Slow off the accelerator
Thalia Petousis, portfolio manager at Allan Gray, also expects interest rates to stay lower for a little longer, despite building inflationary pressures.
“The Reserve Bank would likely prefer to support the fragile economic recovery with low rates for as long as prudently possible. Prior to the recent unrest, the Sarb was planning to revise their 2021 growth forecast higher, but say that the impact of the riots has negated the better growth results seen in the first half of the year,” she says, noting that the bank did not change its GDP forecast after all.
“SA’s economic recovery will be delayed due to slow vaccination progress, Delta [and other] Covid-19 variants and riot damage.
“While recent rhetoric coming from the Sarb suggests that neutral interest rates should be closer to 6% to 7%, the process of moving back there will be gradual.
“The Sarb would rather take their foot off the accelerator slowly than slam their foot on the brakes in three years’ time when inflation may have spun out of control,” says Petousis.
While the Sarb’s quarterly projection model suggested a rate hike in the last quarter of 2021, Petousis points to the comment by Reserve Bank Governor Lesetja Kganyago when he asserted that the MPC cannot “outsource” its role to a model.
“If the MPC feel that the model’s suggestions are not appropriate, they will not act on them.

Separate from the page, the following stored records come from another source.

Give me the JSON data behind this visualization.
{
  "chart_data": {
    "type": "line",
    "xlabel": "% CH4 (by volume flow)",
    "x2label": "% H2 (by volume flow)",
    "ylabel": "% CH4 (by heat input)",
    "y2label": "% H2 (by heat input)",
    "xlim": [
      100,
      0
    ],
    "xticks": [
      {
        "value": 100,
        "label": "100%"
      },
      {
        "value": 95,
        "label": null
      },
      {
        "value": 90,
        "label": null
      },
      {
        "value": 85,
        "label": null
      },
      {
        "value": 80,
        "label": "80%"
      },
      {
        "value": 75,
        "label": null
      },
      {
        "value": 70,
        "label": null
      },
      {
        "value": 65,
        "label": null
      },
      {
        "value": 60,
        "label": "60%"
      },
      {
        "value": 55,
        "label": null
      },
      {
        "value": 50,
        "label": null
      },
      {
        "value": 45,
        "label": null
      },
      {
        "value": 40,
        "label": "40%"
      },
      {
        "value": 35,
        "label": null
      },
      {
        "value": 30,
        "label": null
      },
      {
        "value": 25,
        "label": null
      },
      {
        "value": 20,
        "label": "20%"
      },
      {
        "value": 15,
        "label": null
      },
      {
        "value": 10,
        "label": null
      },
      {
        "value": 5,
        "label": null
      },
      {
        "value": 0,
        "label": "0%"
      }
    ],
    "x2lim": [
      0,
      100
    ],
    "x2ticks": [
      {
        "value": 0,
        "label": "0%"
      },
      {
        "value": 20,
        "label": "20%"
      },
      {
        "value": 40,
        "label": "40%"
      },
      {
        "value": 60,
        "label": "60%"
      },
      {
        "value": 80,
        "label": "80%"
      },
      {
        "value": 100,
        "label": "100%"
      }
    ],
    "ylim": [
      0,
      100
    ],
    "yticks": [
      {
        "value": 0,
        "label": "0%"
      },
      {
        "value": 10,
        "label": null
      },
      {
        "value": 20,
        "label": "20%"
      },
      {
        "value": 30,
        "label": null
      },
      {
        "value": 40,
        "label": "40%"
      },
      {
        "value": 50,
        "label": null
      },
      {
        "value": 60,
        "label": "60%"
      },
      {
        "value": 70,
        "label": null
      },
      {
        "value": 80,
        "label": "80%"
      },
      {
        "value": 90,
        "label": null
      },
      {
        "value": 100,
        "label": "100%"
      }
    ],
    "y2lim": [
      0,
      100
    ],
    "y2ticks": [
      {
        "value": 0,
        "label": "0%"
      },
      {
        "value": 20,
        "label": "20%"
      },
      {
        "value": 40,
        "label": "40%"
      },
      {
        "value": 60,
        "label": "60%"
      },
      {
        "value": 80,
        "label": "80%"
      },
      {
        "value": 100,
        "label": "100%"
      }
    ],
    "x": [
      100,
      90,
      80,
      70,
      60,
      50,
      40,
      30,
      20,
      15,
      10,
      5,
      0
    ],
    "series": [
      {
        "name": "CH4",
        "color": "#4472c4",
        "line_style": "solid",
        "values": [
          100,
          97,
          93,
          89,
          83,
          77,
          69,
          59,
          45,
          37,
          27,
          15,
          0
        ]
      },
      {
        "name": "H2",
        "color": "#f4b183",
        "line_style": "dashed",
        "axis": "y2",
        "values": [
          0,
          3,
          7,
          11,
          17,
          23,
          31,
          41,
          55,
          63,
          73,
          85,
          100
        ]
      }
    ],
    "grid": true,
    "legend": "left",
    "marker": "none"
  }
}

Communication from the Sarb suggests that even though its primary goal is inflation targeting, it is also watching SA’s fiscal consolidation prospects and thinking about the role that rates can play,” she says.
Impact on investors
Unfortunately, low rates are bad for investors in cash and money market instruments.
“While SA’s June inflation print at 4.9% is cause for concern for money market investors, keep in mind that base effects are very much at play given that this is a year-on-year calculation,” says Petousis.
“In 2020, our inflation plummeted to just shy of 2%, as economic activity took a nosedive through the unfolding lockdowns. The fact that SA’s policy rates are negative on an inflation-adjusted and forward-looking basis is well acknowledged by Kganyago.
“This means that short-term SA deposits will not fully compensate an investor for inflation erosion until rates are hiked.”
Petousis also warns that inflation is not likely to decline, due to continued increases in administrative prices such as fuel, electricity, water and rates and taxes.
She suggests that investors continually re-evaluate their ability to take on risk, if appropriate to their situation, to get better returns.
“There is no one-size-fits-all. For the extremely risk-averse, it may make sense to stay in a money market fund or in a fund with very low volatility.
“However, for real long-term growth, some exposure to riskier asset classes is essential.”